Aims: Non-invasive ventilation represents an established treatment for acute cardiogenic pulmonary oedema (ACPO) although no data regarding the best ventilatory strategy are available. We aimed to compare the effectiveness of helmet CPAP (hCPAP) and high flow nasal cannula (HFNC) in the early treatment of ACPO.
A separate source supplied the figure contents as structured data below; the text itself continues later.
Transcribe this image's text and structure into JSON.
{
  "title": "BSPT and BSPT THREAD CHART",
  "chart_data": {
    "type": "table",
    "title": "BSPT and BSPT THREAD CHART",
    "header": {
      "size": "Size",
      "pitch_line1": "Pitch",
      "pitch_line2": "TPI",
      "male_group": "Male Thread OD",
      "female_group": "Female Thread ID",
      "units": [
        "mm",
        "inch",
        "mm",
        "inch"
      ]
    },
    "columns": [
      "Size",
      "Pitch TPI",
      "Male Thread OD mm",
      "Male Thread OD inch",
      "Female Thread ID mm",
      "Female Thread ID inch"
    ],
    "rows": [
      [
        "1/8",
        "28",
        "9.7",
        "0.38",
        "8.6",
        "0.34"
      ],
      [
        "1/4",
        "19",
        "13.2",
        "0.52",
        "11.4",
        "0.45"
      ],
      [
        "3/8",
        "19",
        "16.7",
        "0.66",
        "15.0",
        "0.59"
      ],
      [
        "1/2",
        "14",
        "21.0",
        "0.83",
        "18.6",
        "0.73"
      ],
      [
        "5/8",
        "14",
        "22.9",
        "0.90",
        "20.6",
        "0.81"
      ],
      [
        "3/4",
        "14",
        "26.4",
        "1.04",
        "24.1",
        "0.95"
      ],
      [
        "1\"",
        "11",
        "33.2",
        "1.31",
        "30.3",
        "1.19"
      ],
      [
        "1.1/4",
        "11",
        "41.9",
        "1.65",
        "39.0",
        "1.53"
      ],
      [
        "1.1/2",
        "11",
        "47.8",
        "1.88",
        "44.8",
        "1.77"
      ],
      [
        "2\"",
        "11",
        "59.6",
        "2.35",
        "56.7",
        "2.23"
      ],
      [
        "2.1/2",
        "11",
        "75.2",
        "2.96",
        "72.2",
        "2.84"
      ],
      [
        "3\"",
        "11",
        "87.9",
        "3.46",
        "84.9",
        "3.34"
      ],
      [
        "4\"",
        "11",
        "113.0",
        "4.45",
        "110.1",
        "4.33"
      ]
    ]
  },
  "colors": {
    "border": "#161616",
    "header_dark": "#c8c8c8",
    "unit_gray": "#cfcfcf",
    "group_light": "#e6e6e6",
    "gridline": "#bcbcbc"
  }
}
Methods and results: Single-centre randomized controlled trial of patients admitted to the emergency department due to ACPO with hypoxemia and dyspnoea on face mask oxygen therapy. Patients were randomly assigned with a 1:1 ratio to receive hCPAP or HFNC and FiO2 set to achieve an arterial oxygen saturation >94%. The primary outcome was a reduction in respiratory rate; secondary outcomes included changes in heart rate, PaO2/FiO2 ratio, Heart rate, Acidosis, Consciousness, Oxygenation, and Respiratory rate (HACOR) score, Dyspnoea Scale, and intubation rate. Data were collected before hCPAP/HFNC placement and after 1 h of treatment. Amongst 188 patients randomized, hCPAP was more effective than HFNC in reducing respiratory rate [-12 (95% CI; 11-13) vs. -9 (95% CI; 8-10), P < 0.001] and was associated with greater heart rate reduction [-20 (95% CI; 17-23) vs. -15 (95% CI; 12-18), P = 0.042], P/F ratio improvement [+149 (95% CI; 135-163) vs. +120 (95% CI; 107-132), P = 0.003] as well as in HACOR scores [6 (0-12) vs. 4 (2-9), P < 0.001] and Dyspnoea Scale [4 (1-7) vs. 3.5 (1-6), P = 0.003]. No differences in intubation rate were noted (P = 0.321).
Conclusion: Amongst patients with ACPO, hCPAP resulted in a greater short-term improvement in respiratory and hemodynamic parameters as compared with HFNC.
Trial registration: Clinical trial submission: NMRR-17-1839-36966 (IIR). Registry name: Medical Research and Ethics Committee of Malaysia Ministry of Health. Clinicaltrials.gov identifier: NCT04005092. URL registry: https://clinicaltrials.gov/ct2/show/NCT04005092.
Keywords: Dyspnoea; Helmet CPAP; High flow nasal cannula; Randomized controlled trial; Acute cardiogenic pulmonary oedema.